De nombreuses missions

L’un des défis d’un point de vue organisationnel sera notamment de compenser la perte liée au désengagement progressif du Conseil départemental, qui cotisait à hauteur de 117 000 €. « Étant donné que le Département a consolidé sa santé financière dans le dernier budget, il n’y a aucune raison d’envisager de nouvelles coupes sombres », glisse Jacques Borderie, lui-même siégeant dans l’opposition à l’hôtel Saint-Jacques. Quoi qu’il en soit, chaque euro comptera pour mener à bien les nombreuses missions. La gestion des milieux aquatiques et prévention des inondations (Gemapi) implique de nombreuses actions : travaux sur les cours d’eau, anti-ruissellement, études spécifiques, accompagnement des collectivités, mesures des débits et de la qualité des eaux… Idem pour le développement territorial à travers de nombreux dispositifs ayant pour but la revitalisation des centres-bourgs, la modernisation du commerce et de l’artisanat, le tourisme et bien d’autres choses encore. Au-delà des programmes innovants comme Mon incroyable territoire, le support en ingénierie apporté aux différentes collectivités et la recherche de financements régionaux et européens pour les acteurs publics et privés seront des clés importantes pour concrétiser des projets utiles localement. On parle ici de plusieurs millions d’euros injectés chaque année.
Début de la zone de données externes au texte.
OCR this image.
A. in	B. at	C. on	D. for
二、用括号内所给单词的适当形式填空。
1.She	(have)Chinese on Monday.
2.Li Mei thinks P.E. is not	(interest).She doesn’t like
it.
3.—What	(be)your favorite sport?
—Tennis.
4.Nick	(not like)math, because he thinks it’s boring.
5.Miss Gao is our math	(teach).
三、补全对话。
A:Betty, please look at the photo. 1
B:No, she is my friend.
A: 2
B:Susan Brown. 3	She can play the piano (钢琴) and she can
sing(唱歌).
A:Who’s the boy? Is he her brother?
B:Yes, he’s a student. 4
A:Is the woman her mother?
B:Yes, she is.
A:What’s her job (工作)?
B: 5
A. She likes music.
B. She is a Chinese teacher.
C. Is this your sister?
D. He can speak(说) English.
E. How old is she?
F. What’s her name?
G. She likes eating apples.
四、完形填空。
La gouvernance du Smavlot //

  • Président : Jacques Borderie
  • 1er vice-président en charge du budget : Daniel Marrot (maire de Castelmoron)
  • 5 autres vice-présidents : Lionel Paillas (maire de Trentels), Jocelyne Colliandre (maire de Saint-Eutrope-de-Born), Michel Bruyère (maire de Sainte-Colombe-de-Villeneuve), Didier Pascual (Cassignas), Guy Ségala
  • Membres du bureau représentant les intercommunalités :  Jean-Jacques Brouillet (Fumel-Vallée du Lot), Jean-Marie Gary (Bastides en Haut-Agenais Périgord), Christian Girardi (Confluent et de Coteaux de Prayssas)
  • Autres : Marie Costes (maire de Saint-Front-sur-Lémance) et Jean-Jacques Roux (maire de Beaugas)

Pour la première fois, des indemnités pour les élus

Depuis sa création il y a bientôt trente ans, jamais le Smavlot n’avait « indemnisé » les élus qui donnaient de leur temps pour piloter la structure. Ce ne sera plus le cas désormais puisque le comité syndical a prévu de consacrer une enveloppe pour son président et ses 6 vice-présidents. La proposition d’appliquer le taux maximum (soit environ 730 € brut pour le président et 364 € pour les VP) fut perçue par certains comme « un mauvais signal », d’où le choix final de baisser légèrement les indemnités.